OGH vom 10.06.2008, 10Ob55/08y

OGH vom 10.06.2008, 10Ob55/08y

Kopf

Der Oberste Gerichtshof hat durch den Senatspräsidenten Dr. Schinko als Vorsitzenden sowie die Hofräte Dr. Fellinger, Dr. Hoch, Hon.-Prof. Dr. Neumayr und Dr.

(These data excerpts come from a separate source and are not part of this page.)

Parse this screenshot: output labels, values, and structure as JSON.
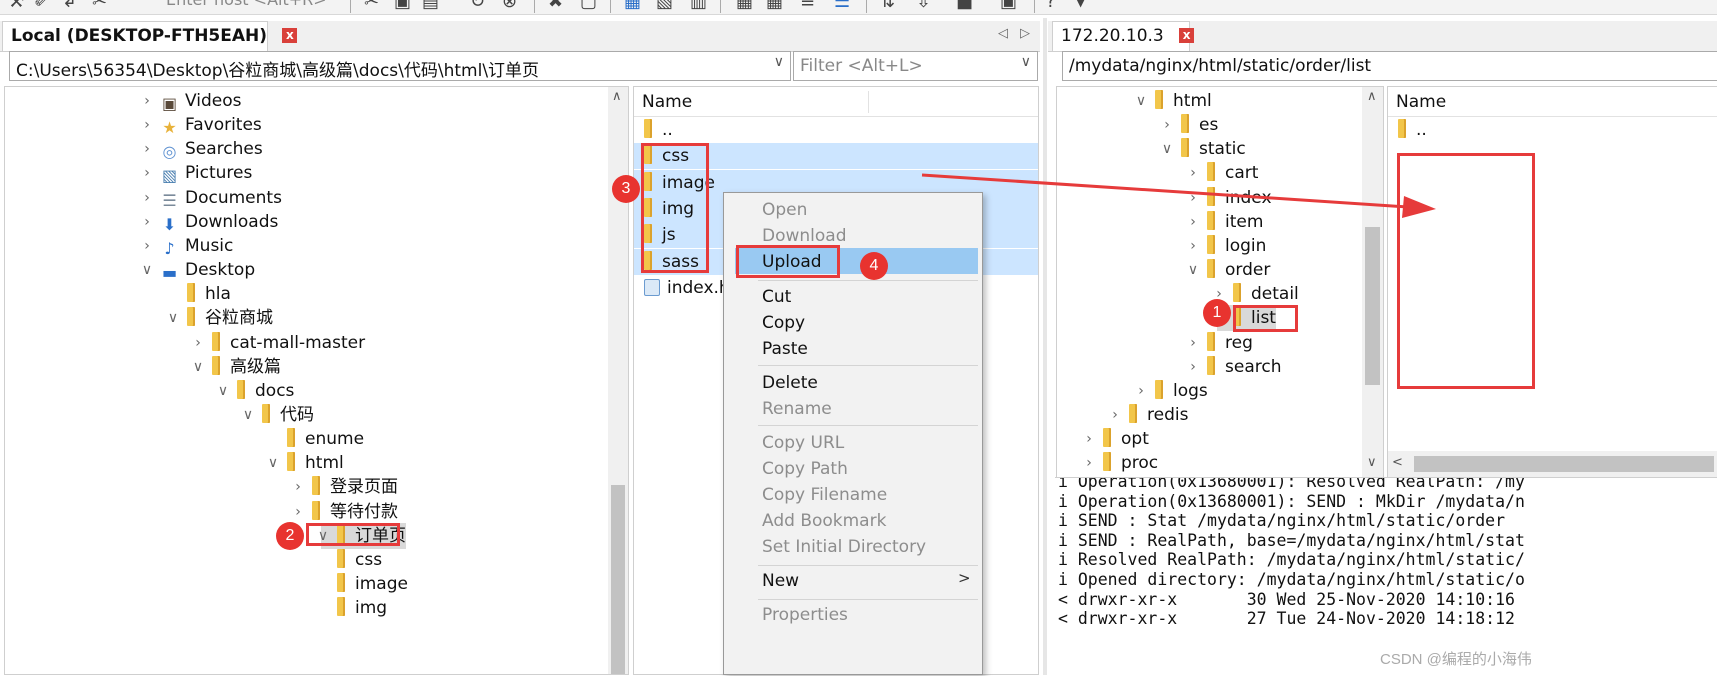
{
  "toolbar": {
    "host_hint": "Enter host <Alt+R>"
  },
  "colors": {
    "selection": "#cce5ff",
    "menu_highlight": "#99c9f2",
    "annotation_red": "#e63b3b",
    "folder": "#f2c64a",
    "tab_close": "#d9403a"
  },
  "left_panel": {
    "tab_label": "Local (DESKTOP-FTH5EAH)",
    "tab_close": "x",
    "path": "C:\\Users\\56354\\Desktop\\谷粒商城\\高级篇\\docs\\代码\\html\\订单页",
    "filter_placeholder": "Filter <Alt+L>",
    "tree": [
      {
        "label": "Videos",
        "icon": "video-icon",
        "chevron": ">"
      },
      {
        "label": "Favorites",
        "icon": "star-icon",
        "chevron": ">"
      },
      {
        "label": "Searches",
        "icon": "search-icon",
        "chevron": ">"
      },
      {
        "label": "Pictures",
        "icon": "picture-icon",
        "chevron": ">"
      },
      {
        "label": "Documents",
        "icon": "document-icon",
        "chevron": ">"
      },
      {
        "label": "Downloads",
        "icon": "download-icon",
        "chevron": ">"
      },
      {
        "label": "Music",
        "icon": "music-icon",
        "chevron": ">"
      },
      {
        "label": "Desktop",
        "icon": "desktop-icon",
        "chevron": "v"
      },
      {
        "label": "hla",
        "icon": "folder-icon",
        "chevron": ""
      },
      {
        "label": "谷粒商城",
        "icon": "folder-icon",
        "chevron": "v"
      },
      {
        "label": "cat-mall-master",
        "icon": "folder-icon",
        "chevron": ">"
      },
      {
        "label": "高级篇",
        "icon": "folder-icon",
        "chevron": "v"
      },
      {
        "label": "docs",
        "icon": "folder-icon",
        "chevron": "v"
      },
      {
        "label": "代码",
        "icon": "folder-icon",
        "chevron": "v"
      },
      {
        "label": "enume",
        "icon": "folder-icon",
        "chevron": ""
      },
      {
        "label": "html",
        "icon": "folder-icon",
        "chevron": "v"
      },
      {
        "label": "登录页面",
        "icon": "folder-icon",
        "chevron": ">"
      },
      {
        "label": "等待付款",
        "icon": "folder-icon",
        "chevron": ">"
      },
      {
        "label": "订单页",
        "icon": "folder-icon",
        "chevron": "v"
      },
      {
        "label": "css",
        "icon": "folder-icon",
        "chevron": ""
      },
      {
        "label": "image",
        "icon": "folder-icon",
        "chevron": ""
      },
      {
        "label": "img",
        "icon": "folder-icon",
        "chevron": ""
      }
    ],
    "files_header": "Name",
    "files": [
      {
        "label": ".."
      },
      {
        "label": "css"
      },
      {
        "label": "image"
      },
      {
        "label": "img"
      },
      {
        "label": "js"
      },
      {
        "label": "sass"
      },
      {
        "label": "index.h"
      }
    ]
  },
  "context_menu": {
    "items": [
      {
        "label": "Open",
        "disabled": true
      },
      {
        "label": "Download",
        "disabled": true
      },
      {
        "label": "Upload",
        "disabled": false
      },
      {
        "label": "Cut",
        "disabled": false
      },
      {
        "label": "Copy",
        "disabled": false
      },
      {
        "label": "Paste",
        "disabled": false
      },
      {
        "label": "Delete",
        "disabled": false
      },
      {
        "label": "Rename",
        "disabled": true
      },
      {
        "label": "Copy URL",
        "disabled": true
      },
      {
        "label": "Copy Path",
        "disabled": true
      },
      {
        "label": "Copy Filename",
        "disabled": true
      },
      {
        "label": "Add Bookmark",
        "disabled": true
      },
      {
        "label": "Set Initial Directory",
        "disabled": true
      },
      {
        "label": "New",
        "disabled": false
      },
      {
        "label": "Properties",
        "disabled": true
      }
    ],
    "submenu_arrow": ">"
  },
  "right_panel": {
    "tab_label": "172.20.10.3",
    "tab_close": "x",
    "path": "/mydata/nginx/html/static/order/list",
    "tree": [
      {
        "label": "html",
        "chevron": "v"
      },
      {
        "label": "es",
        "chevron": ">"
      },
      {
        "label": "static",
        "chevron": "v"
      },
      {
        "label": "cart",
        "chevron": ">"
      },
      {
        "label": "index",
        "chevron": ">"
      },
      {
        "label": "item",
        "chevron": ">"
      },
      {
        "label": "login",
        "chevron": ">"
      },
      {
        "label": "order",
        "chevron": "v"
      },
      {
        "label": "detail",
        "chevron": ">"
      },
      {
        "label": "list",
        "chevron": ""
      },
      {
        "label": "reg",
        "chevron": ">"
      },
      {
        "label": "search",
        "chevron": ">"
      },
      {
        "label": "logs",
        "chevron": ">"
      },
      {
        "label": "redis",
        "chevron": ">"
      },
      {
        "label": "opt",
        "chevron": ">"
      },
      {
        "label": "proc",
        "chevron": ">"
      }
    ],
    "files_header": "Name",
    "files": [
      {
        "label": ".."
      }
    ]
  },
  "log": [
    "i Operation(0x13680001): Resolved RealPath: /my",
    "i Operation(0x13680001): SEND : MkDir /mydata/n",
    "i SEND : Stat /mydata/nginx/html/static/order",
    "i SEND : RealPath, base=/mydata/nginx/html/stat",
    "i Resolved RealPath: /mydata/nginx/html/static/",
    "i Opened directory: /mydata/nginx/html/static/o",
    "< drwxr-xr-x       30 Wed 25-Nov-2020 14:10:16",
    "< drwxr-xr-x       27 Tue 24-Nov-2020 14:18:12"
  ],
  "watermark": "CSDN @编程的小海伟",
  "annotations": [
    "1",
    "2",
    "3",
    "4"
  ]
}
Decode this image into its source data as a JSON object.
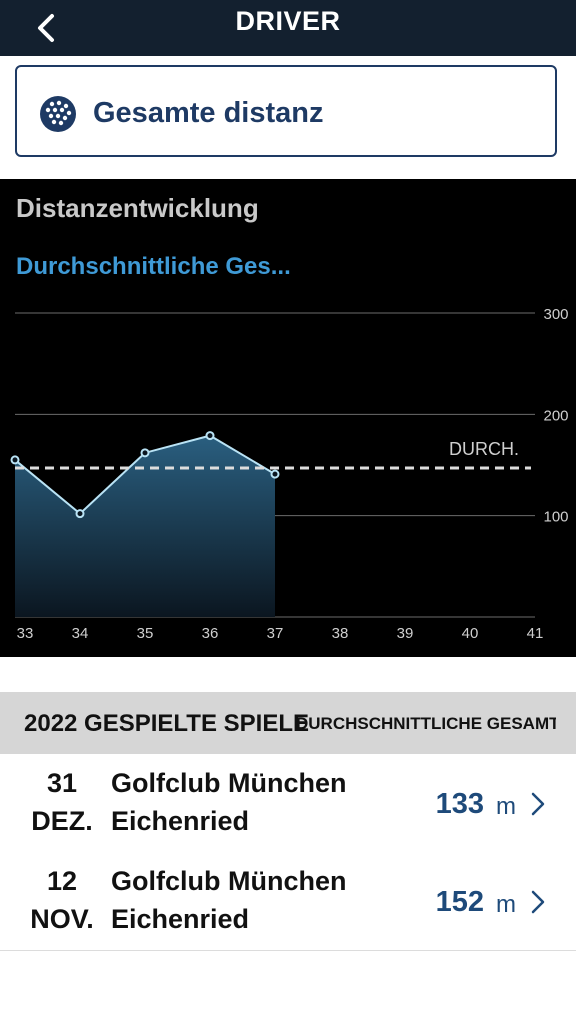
{
  "header": {
    "title": "DRIVER",
    "back_icon": "chevron-left-icon"
  },
  "metric_selector": {
    "label": "Gesamte distanz",
    "icon": "golf-ball-icon"
  },
  "chart_panel": {
    "title": "Distanzentwicklung",
    "subtitle": "Durchschnittliche Ges..."
  },
  "chart_data": {
    "type": "area",
    "x": [
      33,
      34,
      35,
      36,
      37
    ],
    "values": [
      155,
      102,
      162,
      179,
      141
    ],
    "xticks": [
      "33",
      "34",
      "35",
      "36",
      "37",
      "38",
      "39",
      "40",
      "41"
    ],
    "yticks": [
      "100",
      "200",
      "300"
    ],
    "ylim": [
      0,
      300
    ],
    "xlim": [
      33,
      41
    ],
    "average_value": 147,
    "average_label": "DURCH.",
    "grid": true,
    "colors": {
      "line": "#b9e3f5",
      "fill_top": "#2a5f80",
      "fill_bottom": "#0b1620",
      "avg": "#dddddd"
    }
  },
  "games_section": {
    "left_header": "2022 GESPIELTE SPIELE",
    "right_header": "DURCHSCHNITTLICHE GESAMT...",
    "rows": [
      {
        "day": "31",
        "month": "DEZ.",
        "club_line1": "Golfclub München",
        "club_line2": "Eichenried",
        "value": "133",
        "unit": "m"
      },
      {
        "day": "12",
        "month": "NOV.",
        "club_line1": "Golfclub München",
        "club_line2": "Eichenried",
        "value": "152",
        "unit": "m"
      }
    ]
  },
  "colors": {
    "navbar": "#13202f",
    "accent": "#1e3a64",
    "link": "#3f9ad6"
  }
}
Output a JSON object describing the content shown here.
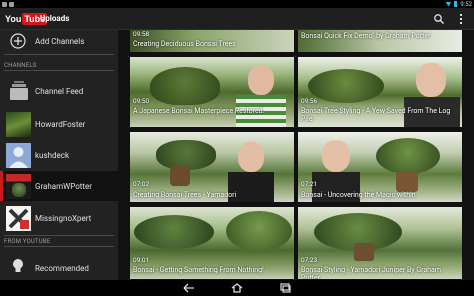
{
  "statusbar": {
    "time": "9:52"
  },
  "actionbar": {
    "logo_you": "You",
    "logo_tube": "Tube",
    "title": "Uploads"
  },
  "sidebar": {
    "add_channels": "Add Channels",
    "section_channels": "CHANNELS",
    "items": [
      {
        "label": "Channel Feed"
      },
      {
        "label": "HowardFoster"
      },
      {
        "label": "kushdeck"
      },
      {
        "label": "GrahamWPotter"
      },
      {
        "label": "MissingnoXpert"
      }
    ],
    "section_youtube": "FROM YOUTUBE",
    "recommended": "Recommended"
  },
  "videos": [
    {
      "duration": "09:58",
      "title": "Creating Deciduous Bonsai Trees"
    },
    {
      "duration": "",
      "title": "Bonsai Quick Fix Demo\" by Graham Potter"
    },
    {
      "duration": "09:50",
      "title": "A Japanese Bonsai Masterpiece Restored."
    },
    {
      "duration": "09:56",
      "title": "Bonsai Tree Styling - A Yew Saved From The Log Pile"
    },
    {
      "duration": "07:02",
      "title": "Creating Bonsai Trees - Yamadori"
    },
    {
      "duration": "07:21",
      "title": "Bonsai - Uncovering the Magic within"
    },
    {
      "duration": "09:01",
      "title": "Bonsai - Getting Something From Nothing!"
    },
    {
      "duration": "07:23",
      "title": "Bonsai Styling - Yamadori Juniper By Graham Potter"
    }
  ],
  "colors": {
    "accent": "#cc181e",
    "holo_blue": "#33b5e5"
  }
}
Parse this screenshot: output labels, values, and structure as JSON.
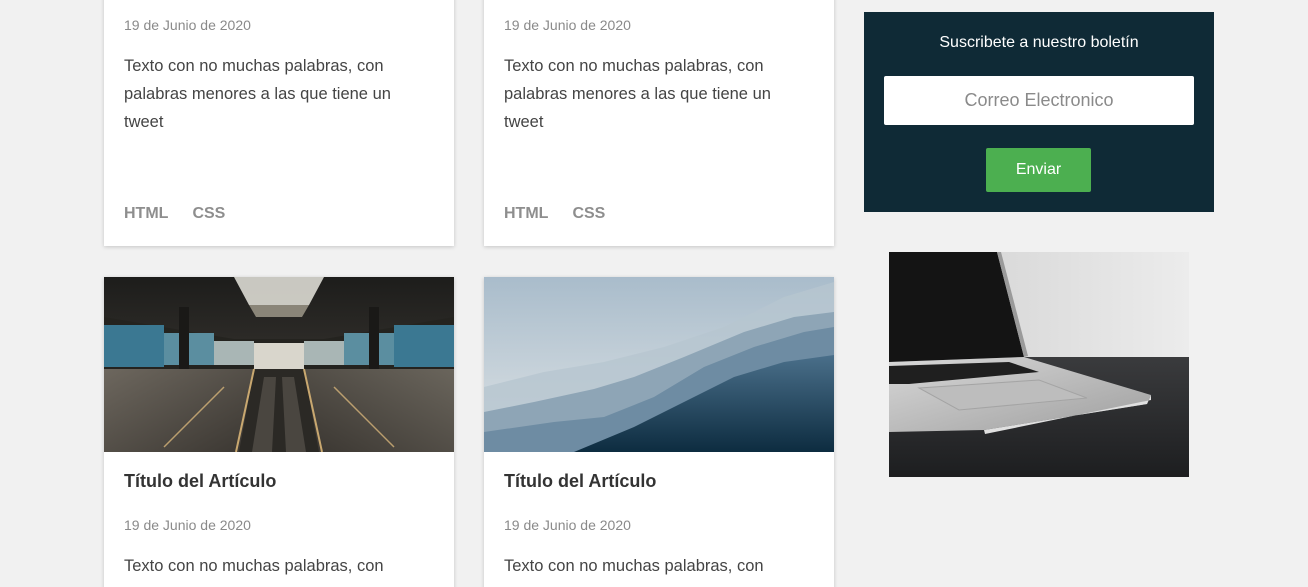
{
  "cards_top": [
    {
      "date": "19 de Junio de 2020",
      "text": "Texto con no muchas palabras, con palabras menores a las que tiene un tweet",
      "tags": [
        "HTML",
        "CSS"
      ]
    },
    {
      "date": "19 de Junio de 2020",
      "text": "Texto con no muchas palabras, con palabras menores a las que tiene un tweet",
      "tags": [
        "HTML",
        "CSS"
      ]
    }
  ],
  "cards_bottom": [
    {
      "image": "escalator-station-photo",
      "title": "Título del Artículo",
      "date": "19 de Junio de 2020",
      "text": "Texto con no muchas palabras, con"
    },
    {
      "image": "misty-mountains-photo",
      "title": "Título del Artículo",
      "date": "19 de Junio de 2020",
      "text": "Texto con no muchas palabras, con"
    }
  ],
  "newsletter": {
    "title": "Suscribete a nuestro boletín",
    "input_placeholder": "Correo Electronico",
    "button_label": "Enviar",
    "background_color": "#0f2a36",
    "button_color": "#4caf50"
  },
  "sidebar_image": "laptop-photo",
  "colors": {
    "page_background": "#f1f1f1",
    "card_background": "#ffffff"
  }
}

Schramm als weitere Richter in der Pflegschaftssache der mj Nathalie N*****, geboren am , *****, vertreten durch das Land Wien als Jugendwohlfahrtsträger (Amt für Jugend und Familie, Rechtsvertretung Bezirk 10, Van der Nüll-Gasse 20, 1100 Wien), wegen Unterhaltsvorschuss, über den Revisionsrekurs der Minderjährigen gegen den Beschluss des Landesgerichts für Zivilrechtssachen Wien als Rekursgericht vom , GZ 43 R 652/07m-U36, womit infolge Rekurses der Minderjährigen der Beschluss des Bezirksgerichts Favoriten vom , GZ 28 P 23/01w-U26, bestätigt wurde, in nichtöffentlicher Sitzung den

Beschluss

gefasst:

Spruch

Die Entscheidungen der Vorinstanzen werden dahin abgeändert, dass der Beschluss des Erstgerichts einschließlich des bereits rechtskräftig gewordenen Teils zu lauten hat:

Die der mj Nathalie N*****, geboren am , mit Beschluss des Bezirksgerichts Favoriten vom , 28 P 23/01w-U10, gemäß §§ 3, 4 Z 1 UVG gewährten Unterhaltsvorschüsse werden für den Zeitraum von bis eingestellt.

Text

Begründung:

Das Erstgericht hat der am geborenen Nathalie N***** auf den Unterhaltsanspruch gegen ihren Vater Erich O***** mit Beschluss vom , 28 P 23/01w-U10, für den Zeitraum von bis Unterhaltsvorschüsse gemäß §§ 3, 4 Z 1 UVG gewährt.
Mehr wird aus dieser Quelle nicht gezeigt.